Beyond the machair came sea-rounded cobbles where ringed plover and common tern were breeding. Terns flew in with fish in their bills and didn’t like the intrusion of a man standing up on the cobbles watching them, so they shrieked at him and attacked. He ducked his head as they dived close, over and over they dived. It might have seemed voyeuristic to photograph it, and it was too rapid.
Close by the ruins of chapels at Howe Moor some Polish workers were using heather to give a traditional thatch to a crofting cottage. We passed a few smart holiday cottages, newly lime-washed and thatched. The hostel was in this style and a visitor just off the ferry invited us in to look.

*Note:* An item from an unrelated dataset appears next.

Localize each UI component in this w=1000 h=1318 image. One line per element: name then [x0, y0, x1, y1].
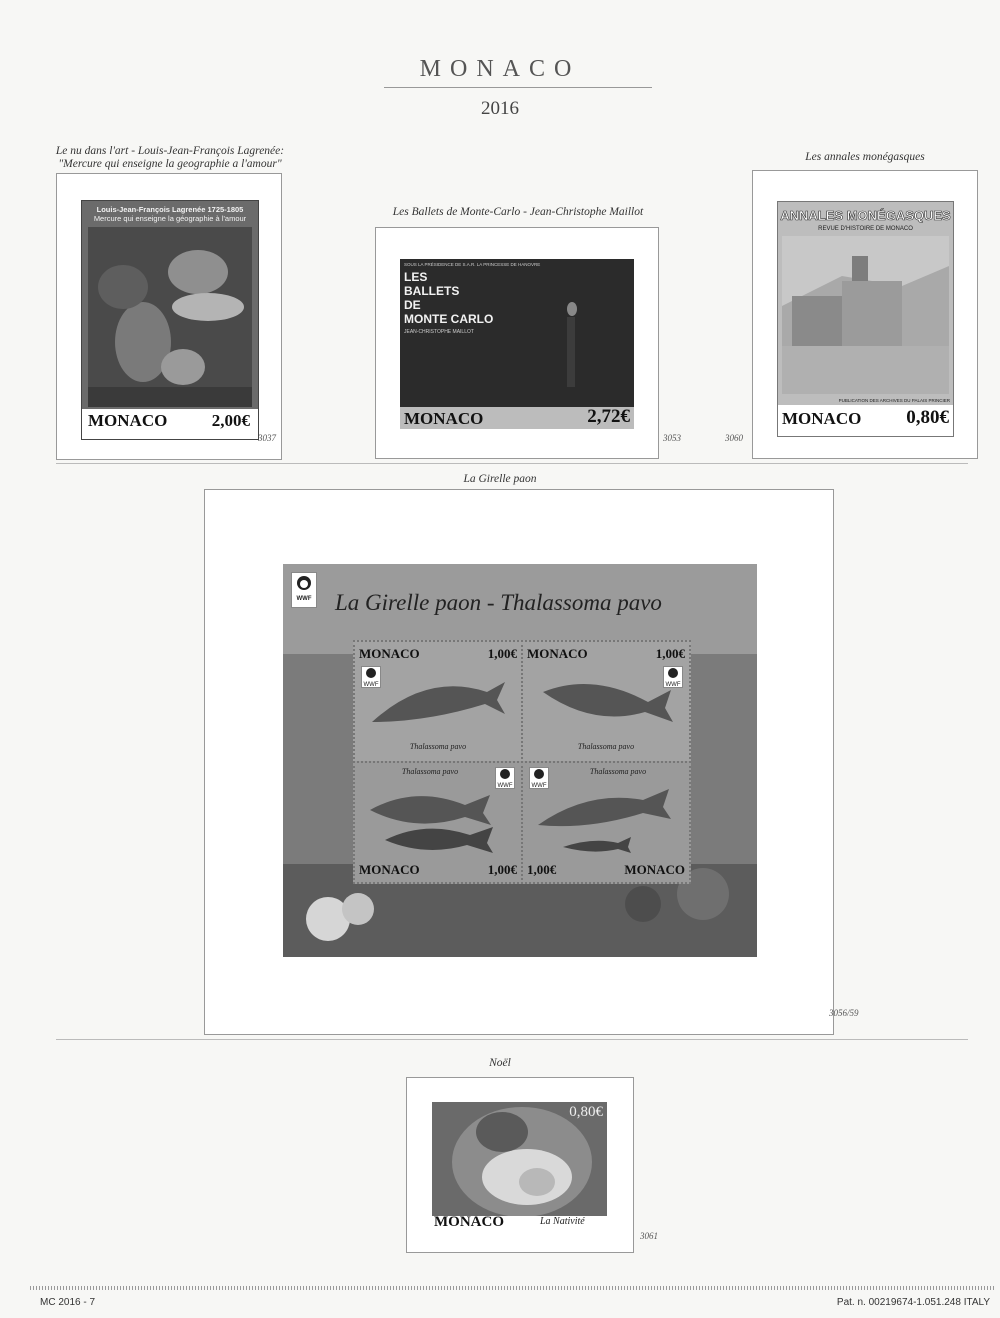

I last visited the Outer Isles on 23 May – 7 June 2005. My friends Jane and Nigel had also been on that trip and had several weeks ago returned from another visit. We compared notes on birding. I love the skylark accompaniment to a walk through the machair where they seem abundant. Wheatear and stonechat were frequent. Our 2015 trip was rather later in the season and perhaps that accounts for it but we had only two good sightings of a trio of red-throated divers on Loch Duinn on Barra. And I have a memory of walking those fine beaches with terns diving and this was not our experience this year. Has there been a significant decline in numbers of seabirds on the Outer Hebrides in a decade?